PGA: Physician Global Assessment. Score zur ärztlichen Gesamtbeurteilung zur vollständigen Betrachtung der beteiligten Organe

 

Medikamentöse Therapie

Hydroxychloroquin sollte ab Diagnosestellung die Basis der SLE-Behandlung für alle Patienten sein. Die Zieldosis beträgt 5 mg/kg Körpergewicht pro Tag. Ein frühzeitiger Einsatz von Add-on-Therapien ist ebenfalls Gegenstand der Leitlinie, um bleibende Schäden zu verhindern und die Lebensqualität der Patienten zu verbessern.

SLE-spezifische Hautmanifestationen werden zusätzlich lokal mit antientzündlichen Substanzen, topischen Glucocorticoiden Klasse 2 bis 4 oder topischen Calcineurin-Inhibitoren behandelt. Bei mittelschwerer bis schwerer Erkrankung können initial intravenöse (Methyl-)prednisolon-Stöße von 125 bis 1000 mg für bis zu drei Tage erfolgen. Glucocorticoide sollen nach Art und Schwere der Organmanifestationen dosiert und sobald wie möglich auf eine Erhaltungsdosis von ≤ 5 mg pro Tag Prednisolon-Äquivalent reduziert oder besser ganz abgesetzt werden.

Bei nicht ausreichender Krankheitskontrolle, extrarenaler Organbeteiligung oder hohem Glucocorticoidbedarf kann eine immunsuppressive bzw. -modulierende Therapie mit Azathioprin, Methotrexat, Mycophenolat beziehungsweise Mycophenolsäure oder den Biologika Anifrolumab oder Belimumab erfolgen. Bei organ- oder lebensbedrohlichen SLE-Manifestationen außerhalb der Nieren wird die Behandlung mit Cyclophosphamid intravenös empfohlen. Patienten mit refraktärer Erkrankung sollen eine B-Zell-depletierende Therapie erhalten.

Patientenindividuell entscheiden

Das Krankheitsbild ist sehr heterogen, daher ist ein SLE interdisziplinär zu behandeln, beispielsweise bei Nierenbeteiligung. Die Wahl der Arzneimittel erfolgt anhand von Patientencharakteristika, Begleiterkrankungen, Manifestation der Erkrankung, aber auch unter Berücksichtigung des Patientenwunsches.

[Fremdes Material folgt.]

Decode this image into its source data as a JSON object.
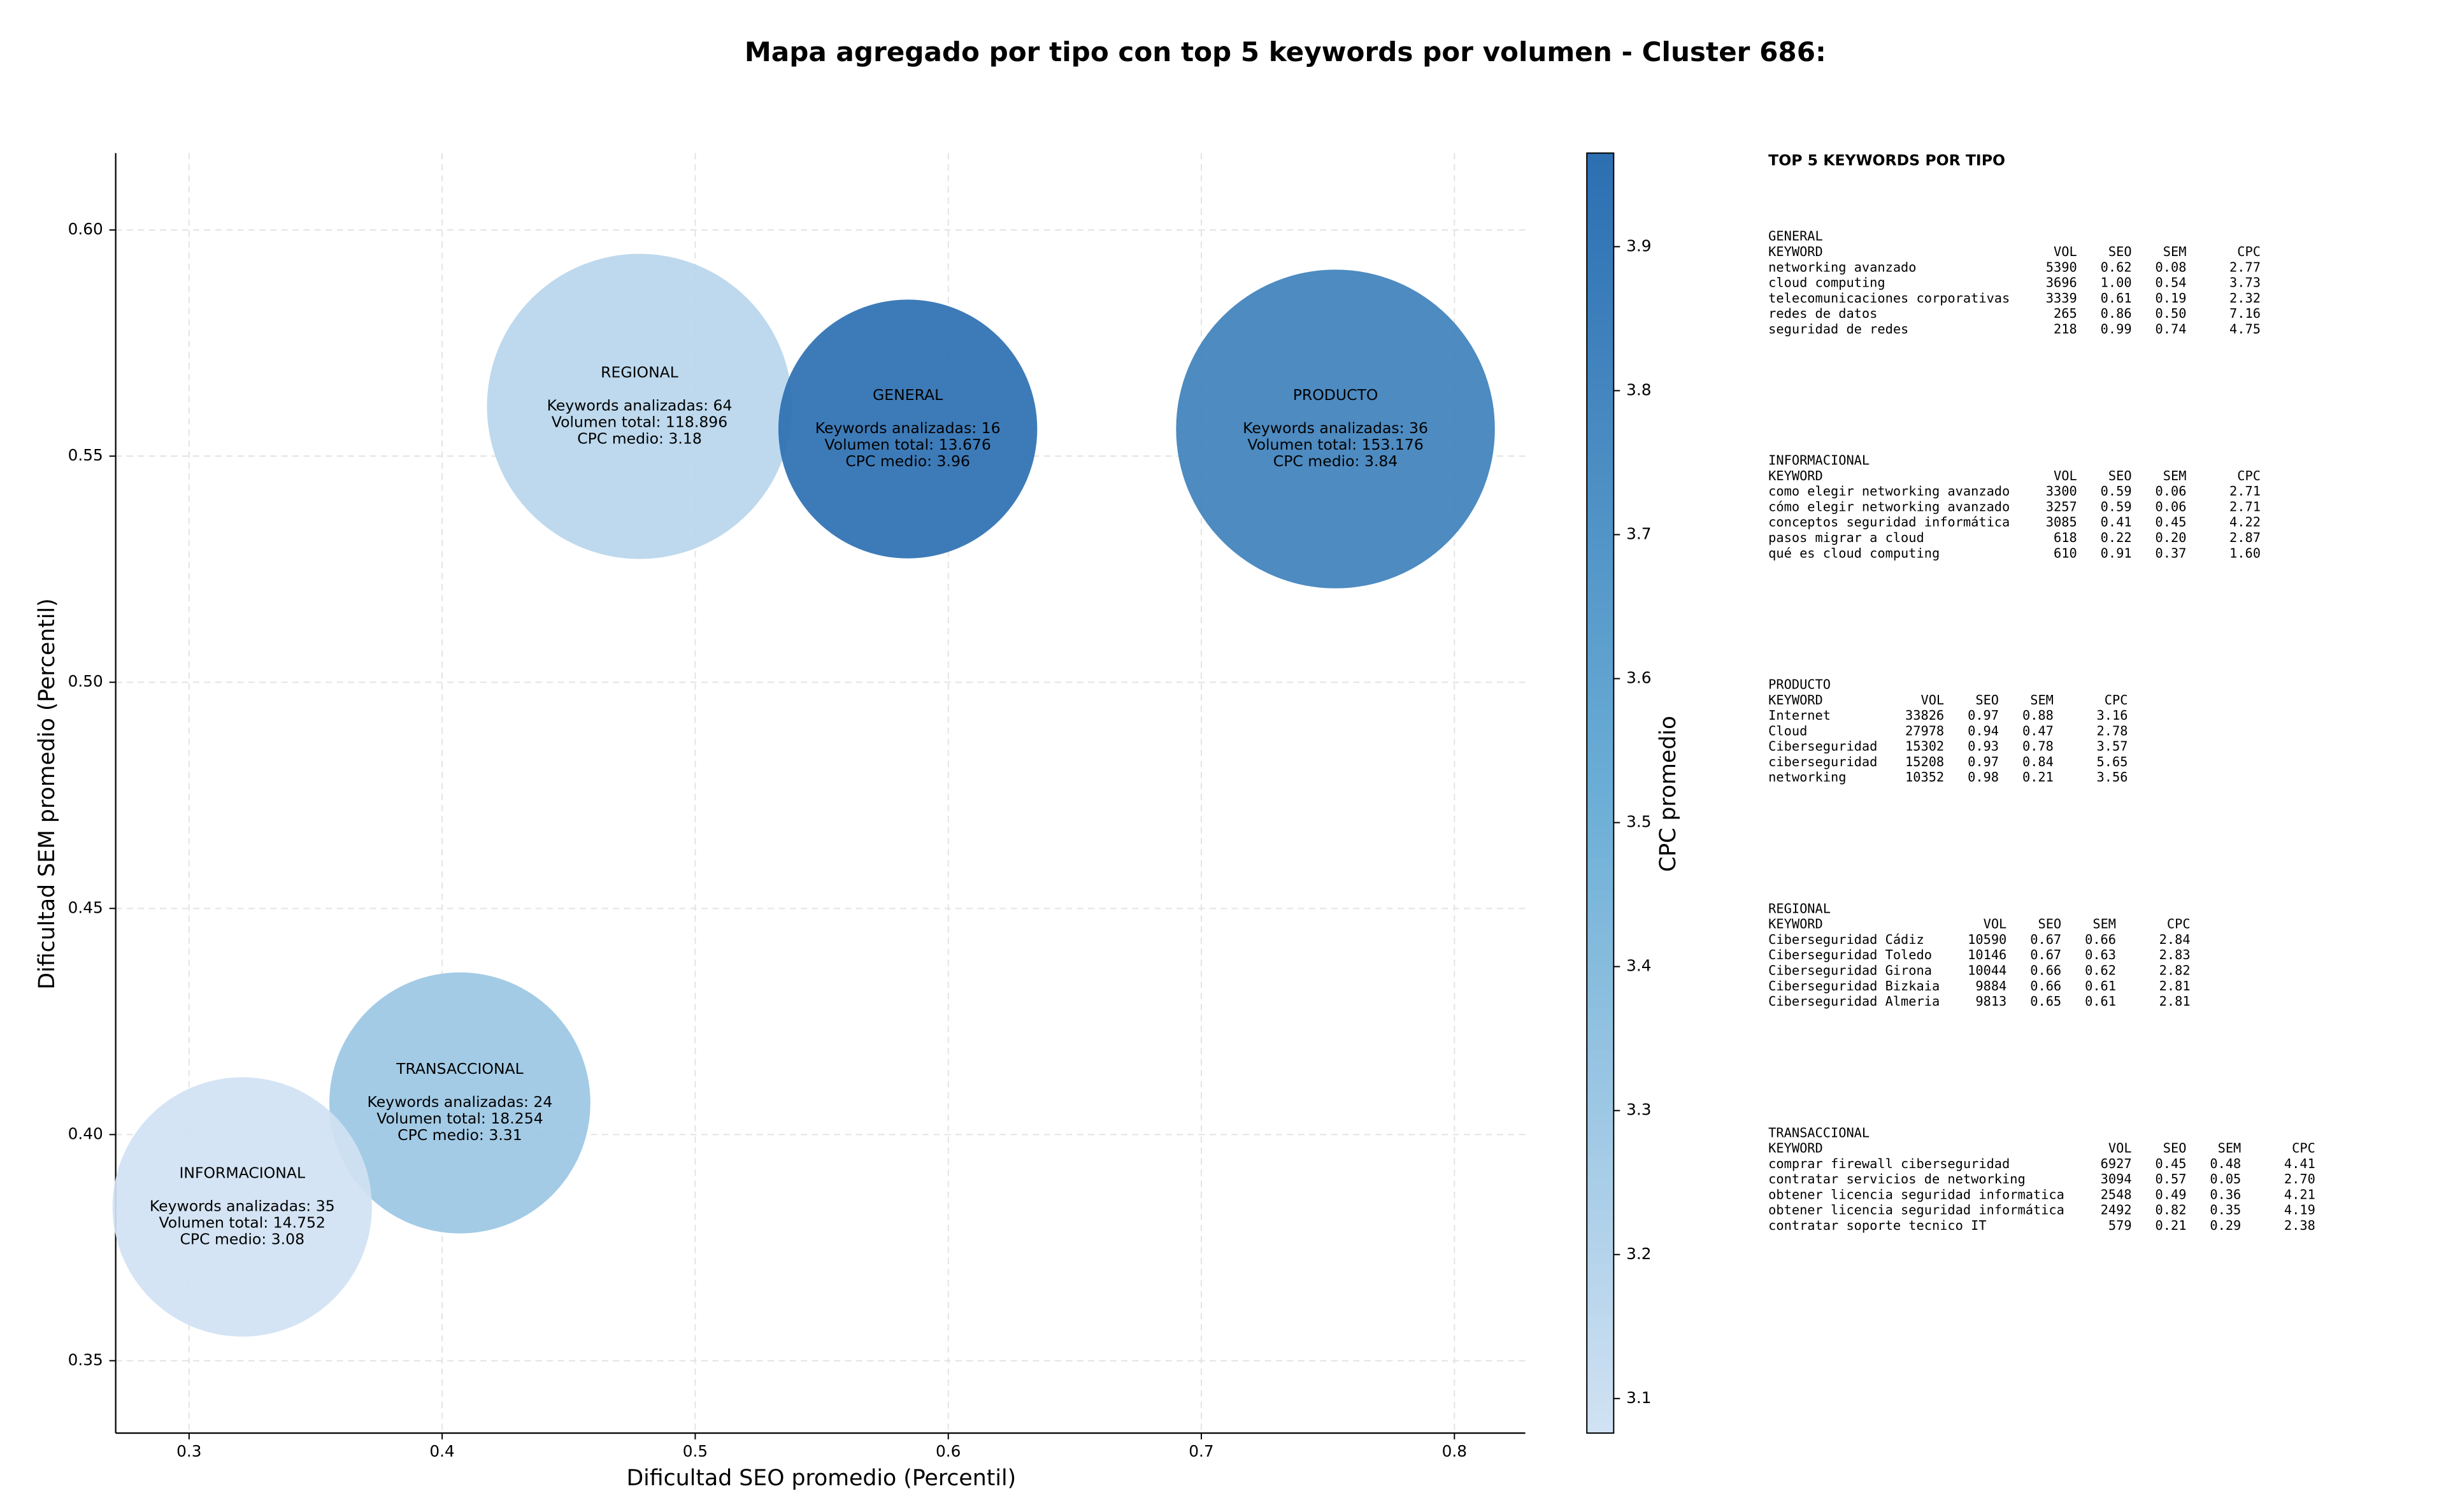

Die Leitliniengruppe spricht sich explizit für eine zielgerichtete Therapie aus, auch wenn dafür direkte Evidenz fehlt. Eine langfristig optimale Kontrolle der Krankheitsaktivität soll das Outcome und die Lebensqualität der Betroffenen verbessern, ohne den Einsatz von schädigenden Medikamenten mit negativem Einfluss auf die Prognose. Beim Lupus sind daher Off-Label-Anwendungen nicht selten.

Nichtmedikamentöse Maßnahmen

Neben der pharmakologischen Therapie ist das nichtpharmakologische Management essenziell, formuliert die Leitlinie. Dazu zählen ein konsequenter Sonnenschutz mit mindestens Lichtschutzfaktor 50, mediterrane Ernährung, Gewichtsnormalisierung und körperliche Bewegung sowie Nikotinkarenz und ein ausreichender Impfschutz. Als Nahrungsergänzungsmittel spielt lediglich Vitamin D eine Rolle.

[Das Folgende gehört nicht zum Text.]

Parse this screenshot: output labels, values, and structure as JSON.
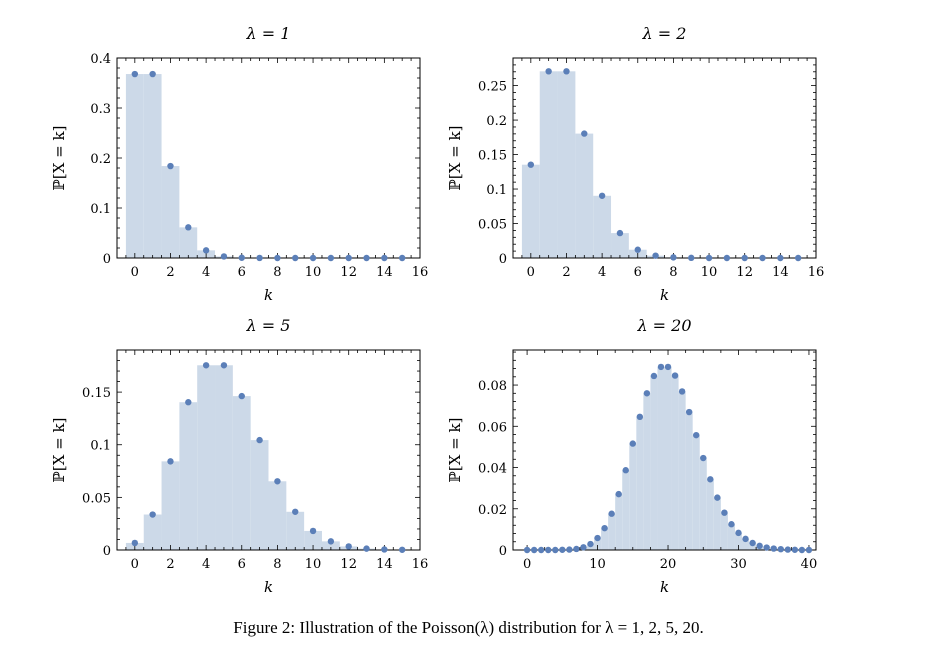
{
  "figure": {
    "caption": "Figure 2: Illustration of the Poisson(λ) distribution for λ = 1, 2, 5, 20.",
    "colors": {
      "bar_fill": "#ccd9e8",
      "point": "#5b7fb8",
      "frame": "#000000"
    }
  },
  "chart_data": [
    {
      "type": "bar",
      "title": "λ = 1",
      "xlabel": "k",
      "ylabel": "ℙ[X = k]",
      "xlim": [
        -1,
        16
      ],
      "ylim": [
        0,
        0.4
      ],
      "xticks": [
        0,
        2,
        4,
        6,
        8,
        10,
        12,
        14,
        16
      ],
      "yticks": [
        0,
        0.1,
        0.2,
        0.3,
        0.4
      ],
      "ytick_labels": [
        "0",
        "0.1",
        "0.2",
        "0.3",
        "0.4"
      ],
      "x": [
        0,
        1,
        2,
        3,
        4,
        5,
        6,
        7,
        8,
        9,
        10,
        11,
        12,
        13,
        14,
        15
      ],
      "values": [
        0.3679,
        0.3679,
        0.1839,
        0.0613,
        0.0153,
        0.0031,
        0.0005,
        0.0001,
        0,
        0,
        0,
        0,
        0,
        0,
        0,
        0
      ]
    },
    {
      "type": "bar",
      "title": "λ = 2",
      "xlabel": "k",
      "ylabel": "ℙ[X = k]",
      "xlim": [
        -1,
        16
      ],
      "ylim": [
        0,
        0.29
      ],
      "xticks": [
        0,
        2,
        4,
        6,
        8,
        10,
        12,
        14,
        16
      ],
      "yticks": [
        0,
        0.05,
        0.1,
        0.15,
        0.2,
        0.25
      ],
      "ytick_labels": [
        "0",
        "0.05",
        "0.1",
        "0.15",
        "0.2",
        "0.25"
      ],
      "x": [
        0,
        1,
        2,
        3,
        4,
        5,
        6,
        7,
        8,
        9,
        10,
        11,
        12,
        13,
        14,
        15
      ],
      "values": [
        0.1353,
        0.2707,
        0.2707,
        0.1804,
        0.0902,
        0.0361,
        0.012,
        0.0034,
        0.0009,
        0.0002,
        0,
        0,
        0,
        0,
        0,
        0
      ]
    },
    {
      "type": "bar",
      "title": "λ = 5",
      "xlabel": "k",
      "ylabel": "ℙ[X = k]",
      "xlim": [
        -1,
        16
      ],
      "ylim": [
        0,
        0.19
      ],
      "xticks": [
        0,
        2,
        4,
        6,
        8,
        10,
        12,
        14,
        16
      ],
      "yticks": [
        0,
        0.05,
        0.1,
        0.15
      ],
      "ytick_labels": [
        "0",
        "0.05",
        "0.1",
        "0.15"
      ],
      "x": [
        0,
        1,
        2,
        3,
        4,
        5,
        6,
        7,
        8,
        9,
        10,
        11,
        12,
        13,
        14,
        15
      ],
      "values": [
        0.0067,
        0.0337,
        0.0842,
        0.1404,
        0.1755,
        0.1755,
        0.1462,
        0.1044,
        0.0653,
        0.0363,
        0.0181,
        0.0082,
        0.0034,
        0.0013,
        0.0005,
        0.0002
      ]
    },
    {
      "type": "bar",
      "title": "λ = 20",
      "xlabel": "k",
      "ylabel": "ℙ[X = k]",
      "xlim": [
        -2,
        41
      ],
      "ylim": [
        0,
        0.097
      ],
      "xticks": [
        0,
        10,
        20,
        30,
        40
      ],
      "yticks": [
        0,
        0.02,
        0.04,
        0.06,
        0.08
      ],
      "ytick_labels": [
        "0",
        "0.02",
        "0.04",
        "0.06",
        "0.08"
      ],
      "x": [
        0,
        1,
        2,
        3,
        4,
        5,
        6,
        7,
        8,
        9,
        10,
        11,
        12,
        13,
        14,
        15,
        16,
        17,
        18,
        19,
        20,
        21,
        22,
        23,
        24,
        25,
        26,
        27,
        28,
        29,
        30,
        31,
        32,
        33,
        34,
        35,
        36,
        37,
        38,
        39,
        40
      ],
      "values": [
        0,
        0,
        0,
        0,
        0,
        0.0001,
        0.0002,
        0.0005,
        0.0013,
        0.0029,
        0.0058,
        0.0106,
        0.0176,
        0.0271,
        0.0387,
        0.0516,
        0.0646,
        0.076,
        0.0844,
        0.0888,
        0.0888,
        0.0846,
        0.0769,
        0.0669,
        0.0557,
        0.0446,
        0.0343,
        0.0254,
        0.0181,
        0.0125,
        0.0083,
        0.0054,
        0.0034,
        0.002,
        0.0012,
        0.0007,
        0.0004,
        0.0002,
        0.0001,
        0,
        0
      ]
    }
  ]
}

Je nach Begleitsymptomen werden gezielte Maßnahmen empfohlen, etwa Patientenschulungen und körperliches Training bei Fatigue. Aufgrund des erhöhten Risikos für Herz-Kreislauf-Erkrankungen, Infektionen, maligne Erkrankungen und Osteoporose sind generelle Präventionsmaßnahmen angeraten, beispielsweise regelmäßige Kontrollen von Blutdruck, Lipiden und Blutzucker.

Quelle

Deutsche Gesellschaft für Rheumatologie und Klinische Immunologie e. V. S3 Leitlinie zum Management des systemischen Lupus erythematodes. Version 1.1. Stand 1. April 2025. https://register.awmf.org/de/leitlinien/detail/060-008 (Zugriff am 24.04.2025).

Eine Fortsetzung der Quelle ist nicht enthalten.